En başından canım yansada anlatmaya başladım. Bittiğinde Elhan hırsla beni kendine çekti. Sıkıca sarıldı. Saçlarımı okşadı şevkatle.
"O pezevengin dalağını sikeceğim" dedi sarışın adamı kastederek. Çok sinirlenmişti. Bu gece çok şeyi kaybetsemde çok iyi iki adam kazanmıştım hayatıma.
"Ben seni kaçıran o " dedi düşünerek "Senin dediğin gibi yeşil gözlü yabancıya takıldı. Kimdi o acaba?" sordu merakla. Omuz silktim.
"Öküz herif kim olduğunu ve neden onun yanında olduğumu söylemedi ki" dedim sinirle. Yine gelmişti aklıma poşeti üzerime atışı. Lafım bittiğinde Emre gülüyordu.
"Öküz. Evet en iyi benzetme o adama" dediğinde Elhan ensesine vurdu.
"Lan dalga geçme. Ciddi bir şey konuşuyoruz burada." Emre teslim olur gibi kaldırdı ellerini.

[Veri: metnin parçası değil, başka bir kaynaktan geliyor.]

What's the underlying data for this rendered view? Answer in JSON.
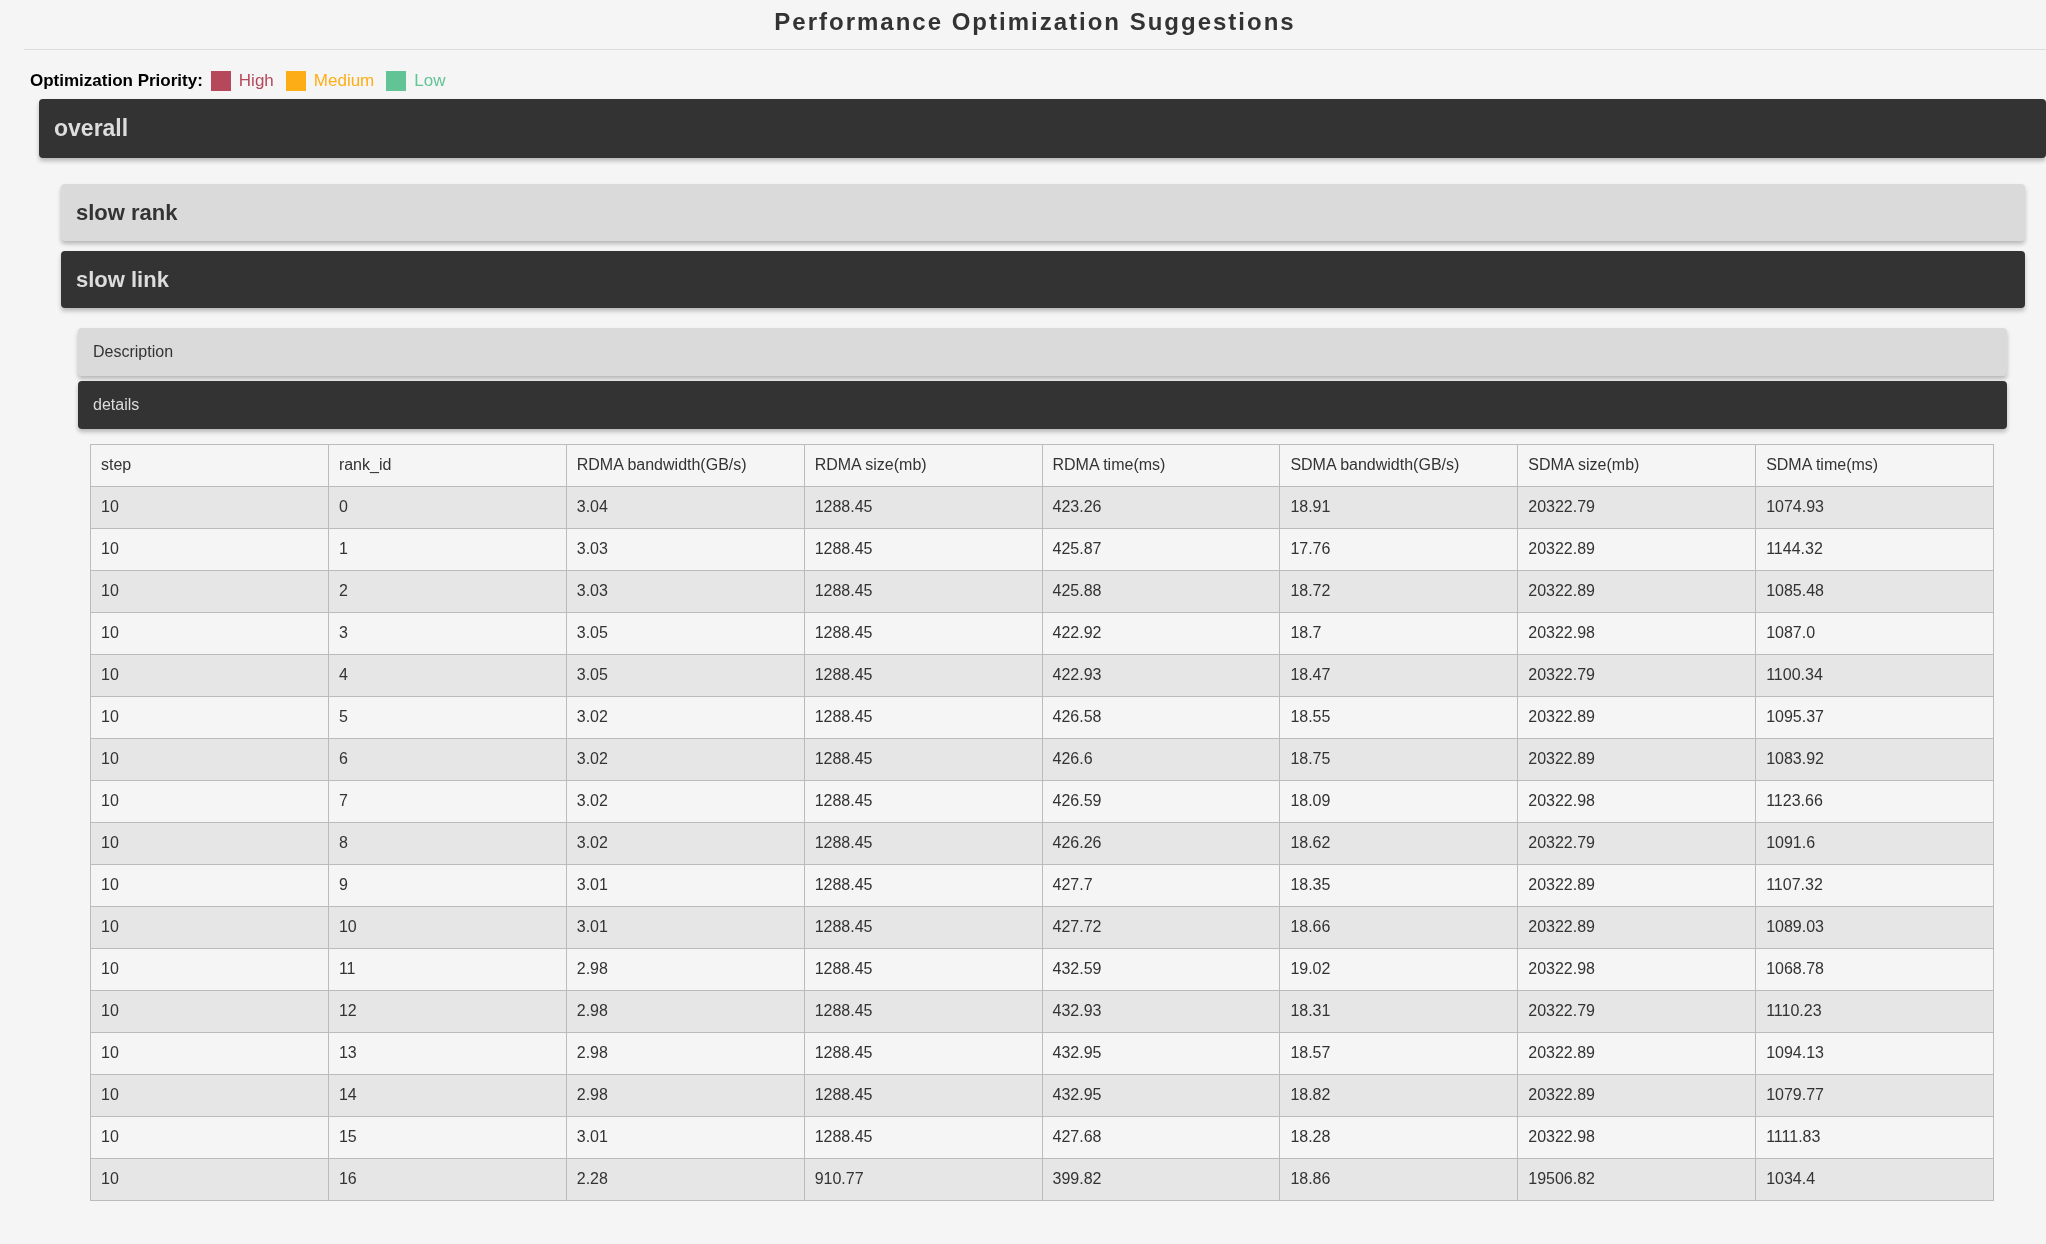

O gece uzun zaman sonra ilk kez güzel rahattım, mutluydum. Elhan bana boş olan İstanbul'u görmek isteyip istemediğimi sorunca evet demiştim. Boş sokakları görmeyeli çok olmuştu. Üzerime aldığım Emre'nin deri ceketinin kollarını çekiştirdim büyük gelmişti üzerime. Dışarı çıktık. Arabaya binmeden yürümeye başladık. Hava soğuk değildi fakat sıcakta değildi. Ellerimi ceketin ceplerine soktum.

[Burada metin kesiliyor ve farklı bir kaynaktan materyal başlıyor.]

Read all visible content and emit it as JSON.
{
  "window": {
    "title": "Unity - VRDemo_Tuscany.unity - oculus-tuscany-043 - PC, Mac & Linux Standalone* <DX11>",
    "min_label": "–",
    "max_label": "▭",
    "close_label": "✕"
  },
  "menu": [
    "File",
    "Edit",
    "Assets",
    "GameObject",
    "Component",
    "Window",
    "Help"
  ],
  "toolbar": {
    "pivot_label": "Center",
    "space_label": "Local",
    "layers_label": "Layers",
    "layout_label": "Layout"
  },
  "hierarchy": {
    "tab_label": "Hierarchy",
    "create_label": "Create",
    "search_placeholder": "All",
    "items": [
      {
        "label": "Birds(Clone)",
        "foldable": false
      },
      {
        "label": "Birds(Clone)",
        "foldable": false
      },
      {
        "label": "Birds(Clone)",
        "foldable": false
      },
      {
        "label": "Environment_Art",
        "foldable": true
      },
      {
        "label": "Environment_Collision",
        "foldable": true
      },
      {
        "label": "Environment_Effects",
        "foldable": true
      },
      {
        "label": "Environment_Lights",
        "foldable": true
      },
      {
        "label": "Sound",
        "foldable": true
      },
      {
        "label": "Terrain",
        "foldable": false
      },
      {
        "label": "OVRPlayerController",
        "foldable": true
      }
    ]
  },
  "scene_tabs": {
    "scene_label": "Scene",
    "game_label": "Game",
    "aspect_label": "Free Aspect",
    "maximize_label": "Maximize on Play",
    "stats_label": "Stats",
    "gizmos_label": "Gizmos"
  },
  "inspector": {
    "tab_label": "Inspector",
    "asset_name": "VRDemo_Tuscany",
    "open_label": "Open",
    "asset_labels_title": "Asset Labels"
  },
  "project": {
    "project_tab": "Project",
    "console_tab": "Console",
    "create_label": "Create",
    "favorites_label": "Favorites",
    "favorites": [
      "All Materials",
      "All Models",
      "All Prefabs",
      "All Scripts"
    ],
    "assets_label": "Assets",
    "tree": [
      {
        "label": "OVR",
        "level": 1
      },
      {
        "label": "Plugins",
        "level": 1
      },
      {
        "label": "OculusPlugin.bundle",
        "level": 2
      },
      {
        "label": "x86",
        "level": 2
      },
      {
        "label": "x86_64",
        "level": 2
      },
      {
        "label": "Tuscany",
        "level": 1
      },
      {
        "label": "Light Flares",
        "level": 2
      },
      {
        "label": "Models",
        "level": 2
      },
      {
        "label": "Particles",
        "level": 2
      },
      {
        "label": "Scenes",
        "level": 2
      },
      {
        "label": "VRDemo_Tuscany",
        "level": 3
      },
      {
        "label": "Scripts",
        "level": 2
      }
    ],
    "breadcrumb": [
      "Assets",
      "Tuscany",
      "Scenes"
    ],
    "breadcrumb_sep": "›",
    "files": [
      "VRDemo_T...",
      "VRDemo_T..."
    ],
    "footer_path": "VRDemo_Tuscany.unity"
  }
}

"Üşüyor musun?" diye sordu bana.
"Biraz" diye itiraf ettim.
Bir şey söylemeden üzerindeki montunu çıkarıp omzuma attı.
"Sen üşüyeceksin Elhan" montu çıkarmak istedim ama izin vermedi.
"Bana bir şey olmaz güzelim" dedi gülümseyerek. Bu adamda bir şey vardı beni kendine çeken. Çözememiştim fakat ne olduğunu.

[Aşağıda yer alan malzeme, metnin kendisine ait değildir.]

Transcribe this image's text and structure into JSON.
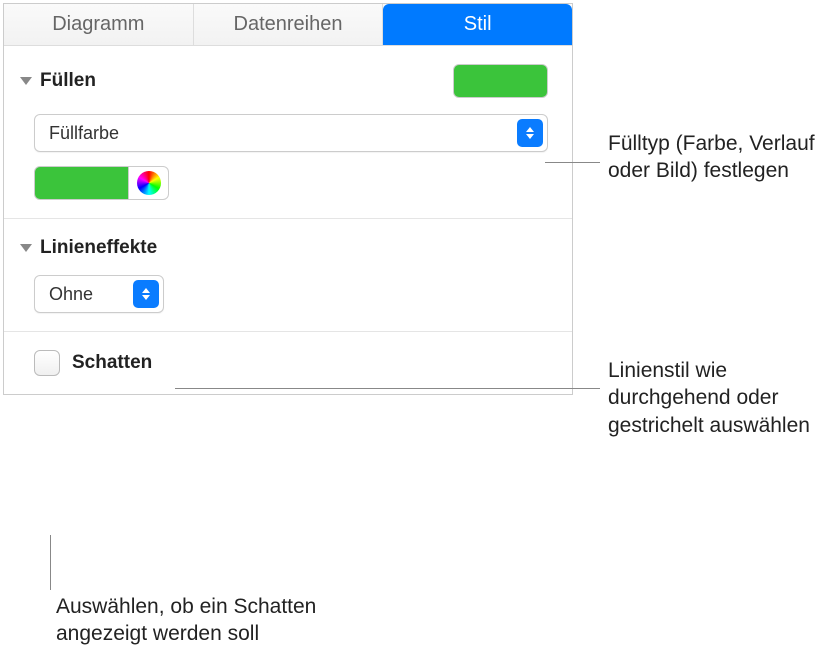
{
  "tabs": {
    "diagram": "Diagramm",
    "series": "Datenreihen",
    "style": "Stil"
  },
  "fill": {
    "title": "Füllen",
    "popup_value": "Füllfarbe",
    "swatch_color": "#3bc43b"
  },
  "line_effects": {
    "title": "Linieneffekte",
    "popup_value": "Ohne"
  },
  "shadow": {
    "label": "Schatten"
  },
  "callouts": {
    "fill_type": "Fülltyp (Farbe, Verlauf oder Bild) festlegen",
    "line_style": "Linienstil wie durchgehend oder gestrichelt auswählen",
    "shadow": "Auswählen, ob ein Schatten angezeigt werden soll"
  }
}
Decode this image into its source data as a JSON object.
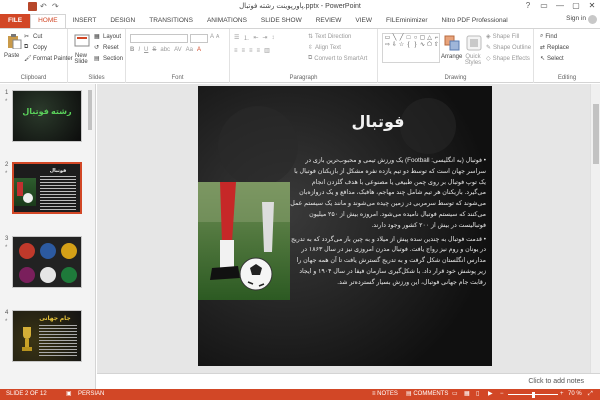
{
  "window": {
    "title": "پاورپوینت رشته فوتبال.pptx - PowerPoint",
    "controls": [
      "?",
      "▭",
      "—",
      "▢",
      "✕"
    ]
  },
  "tabs": [
    {
      "label": "FILE"
    },
    {
      "label": "HOME"
    },
    {
      "label": "INSERT"
    },
    {
      "label": "DESIGN"
    },
    {
      "label": "TRANSITIONS"
    },
    {
      "label": "ANIMATIONS"
    },
    {
      "label": "SLIDE SHOW"
    },
    {
      "label": "REVIEW"
    },
    {
      "label": "VIEW"
    },
    {
      "label": "FILEminimizer"
    },
    {
      "label": "Nitro PDF Professional"
    }
  ],
  "signin": "Sign in",
  "ribbon": {
    "clipboard": {
      "paste": "Paste",
      "cut": "Cut",
      "copy": "Copy",
      "format_painter": "Format Painter",
      "label": "Clipboard"
    },
    "slides": {
      "new_slide": "New Slide",
      "layout": "Layout",
      "reset": "Reset",
      "section": "Section",
      "label": "Slides"
    },
    "font": {
      "label": "Font"
    },
    "paragraph": {
      "text_direction": "Text Direction",
      "align_text": "Align Text",
      "convert_smartart": "Convert to SmartArt",
      "label": "Paragraph"
    },
    "drawing": {
      "arrange": "Arrange",
      "quick_styles": "Quick Styles",
      "shape_fill": "Shape Fill",
      "shape_outline": "Shape Outline",
      "shape_effects": "Shape Effects",
      "label": "Drawing"
    },
    "editing": {
      "find": "Find",
      "replace": "Replace",
      "select": "Select",
      "label": "Editing"
    }
  },
  "thumbnails": [
    {
      "number": "1",
      "star": "*",
      "title": "رشته فوتبال"
    },
    {
      "number": "2",
      "star": "*",
      "title": "فوتبال"
    },
    {
      "number": "3",
      "star": "*",
      "title": ""
    },
    {
      "number": "4",
      "star": "*",
      "title": "جام جهانی"
    }
  ],
  "slide": {
    "title": "فوتبال",
    "paragraphs": [
      "فوتبال (به انگلیسی: Football) یک ورزش تیمی و محبوب‌ترین بازی در سراسر جهان است که توسط دو تیم یازده نفره مشکل از بازیکنان فوتبال با یک توپ فوتبال بر روی چمن طبیعی یا مصنوعی با هدف گلزدن انجام می‌گیرد. بازیکنان هر تیم شامل چند مهاجم، هافبک، مدافع و یک دروازه‌بان می‌شوند که توسط سرمربی در زمین چیده می‌شوند و مانند یک سیستم عمل می‌کنند که سیستم فوتبال نامیده می‌شود. امروزه بیش از ۲۵۰ میلیون فوتبالیست در بیش از ۲۰۰ کشور وجود دارند.",
      "قدمت فوتبال به چندین سده پیش از میلاد و به چین باز می‌گردد که به تدریج در یونان و روم نیز رواج یافت. فوتبال مدرن امروزی نیز در سال ۱۸۶۳ در مدارس انگلستان شکل گرفت و به تدریج گسترش یافت تا آن همه جهان را زیر پوشش خود قرار داد. با شکل‌گیری سازمان فیفا در سال ۱۹۰۴ و ایجاد رقابت جام جهانی فوتبال، این ورزش بسیار گسترده‌تر شد."
    ]
  },
  "notes_placeholder": "Click to add notes",
  "status": {
    "slide_counter": "SLIDE 2 OF 12",
    "language": "PERSIAN",
    "notes": "NOTES",
    "comments": "COMMENTS",
    "zoom": "70 %"
  },
  "colors": {
    "accent": "#d24726",
    "slide_bg": "#1b1b1b"
  }
}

"Peki" dedim yelkenleri suya indirerek. Pes etmeyeceğini biliyordum. Sahile geldiğimizde banka oturduk. Denizi seyrederken bana bakmadan
"O adam?" diye sordu.
"Hangi adam?"
"Yeşil gözlü olan hani." bu sefer yüzüme baktı. İçim titredi bir an.
"Evet?" diye konuşmaya teşvik ettim.
"Ona karşı bir şey hissediyor musun?" sorusu kafamdan aşağı dökülmüş buzlu gibi su etkisi yarattı. "Kimseye söylemeyeceğim. Söz." Hala yüzüne bakıyordum. "Şahzade sözü" dediğinde kaşlarımı çattım.
"Şahzade?" sordum merak barındıran sesle.
"Elhan Şahzade" elini uzattı. Elini sıktım gülerek.
"Ömür Doğan memnun oldum"
"Şimdi cevap ver soruma" dediğinde derin nefes aldım. Aldığım nefesler ciğerime tıkanmıştı.
"Unutamıyorum" dedi fısıltıyla. Yüzüne baktığımda gülümsedi.
"Sana bu kötülükleri yapanlardan intikam alıp, Emre'nin borcunu ödemek istiyor musun?" diye sordu ciddi sesle. Gözlerim parlamıştı. Evet o adamdan, bana kirlenmiş muamelesi yapanlardan ve Metin`den intikam almayı çok istiyordum.
"Evet" dedim sevinçle.
"O zaman evlen benimle" diyerek bombayı atmıştı aramıza.